Minister Kang’s plan is, in essence, to separate the prosecution from the justice ministry’s administrative duties. It means that the old practice of the justice minister intervening in investigations will be discarded. Investigations will be left to the prosecution; the ministry will function as an administrative branch for judicial affairs.
In the past prosecutors were disgraced because they tried to read the minds of politicians. They were called, “political prosecutors.” If the minister’s plan materializes, it will provide the prosecution a chance to be born again. Mr. Roh has already warned against certain investigations by the prosecutors. He has also said: “The prosecutors should be prosecutors for the people not for the power.”

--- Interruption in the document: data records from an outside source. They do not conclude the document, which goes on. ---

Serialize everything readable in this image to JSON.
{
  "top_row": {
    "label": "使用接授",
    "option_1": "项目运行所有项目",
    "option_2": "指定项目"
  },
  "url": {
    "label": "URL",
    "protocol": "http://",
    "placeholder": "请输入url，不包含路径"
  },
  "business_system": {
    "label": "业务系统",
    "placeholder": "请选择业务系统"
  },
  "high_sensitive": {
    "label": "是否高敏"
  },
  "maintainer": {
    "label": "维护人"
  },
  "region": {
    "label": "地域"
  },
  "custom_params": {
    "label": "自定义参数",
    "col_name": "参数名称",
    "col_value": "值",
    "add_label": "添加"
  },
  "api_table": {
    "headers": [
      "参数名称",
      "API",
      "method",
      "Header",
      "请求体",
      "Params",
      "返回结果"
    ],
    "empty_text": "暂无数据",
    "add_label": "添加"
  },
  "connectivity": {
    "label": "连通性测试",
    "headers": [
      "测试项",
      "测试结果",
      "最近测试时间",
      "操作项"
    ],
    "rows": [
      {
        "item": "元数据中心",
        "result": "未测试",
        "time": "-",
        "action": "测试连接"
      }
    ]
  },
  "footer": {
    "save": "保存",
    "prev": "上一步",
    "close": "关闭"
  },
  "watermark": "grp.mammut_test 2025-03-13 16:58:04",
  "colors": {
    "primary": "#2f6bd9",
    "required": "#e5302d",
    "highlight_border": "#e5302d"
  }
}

In connection with separating the roles of the prosecution and Justice Ministry, Minister Kang’s remark that she will check the prosecution by holding the right to appoint prosecutors attracts our attention. The independence of the prosecution depends on correcting biased personnel policies that have been exploited by politicians. As long as they can be dismissed by the justice minster, prosecutors will, regardless of transparency and fairness of personnel policy, bow to the minster. This will become another type of intervention. Junior prosecutors proposed in their reform plan to hand over appointment rights to the prosecution and to upgrade the personnel council to a consultative organ. This sounds more reasonable.
Some people predict that the new minister will fail, but the prosecutors should reflect on the reason why such a person is appointed and who is responsible for it. Others reckon that the “shock therapy” is unavoidable. Ms. Kang should keep in mind that shaking up the prosecution in this way under a Roh administration will be criticized severely.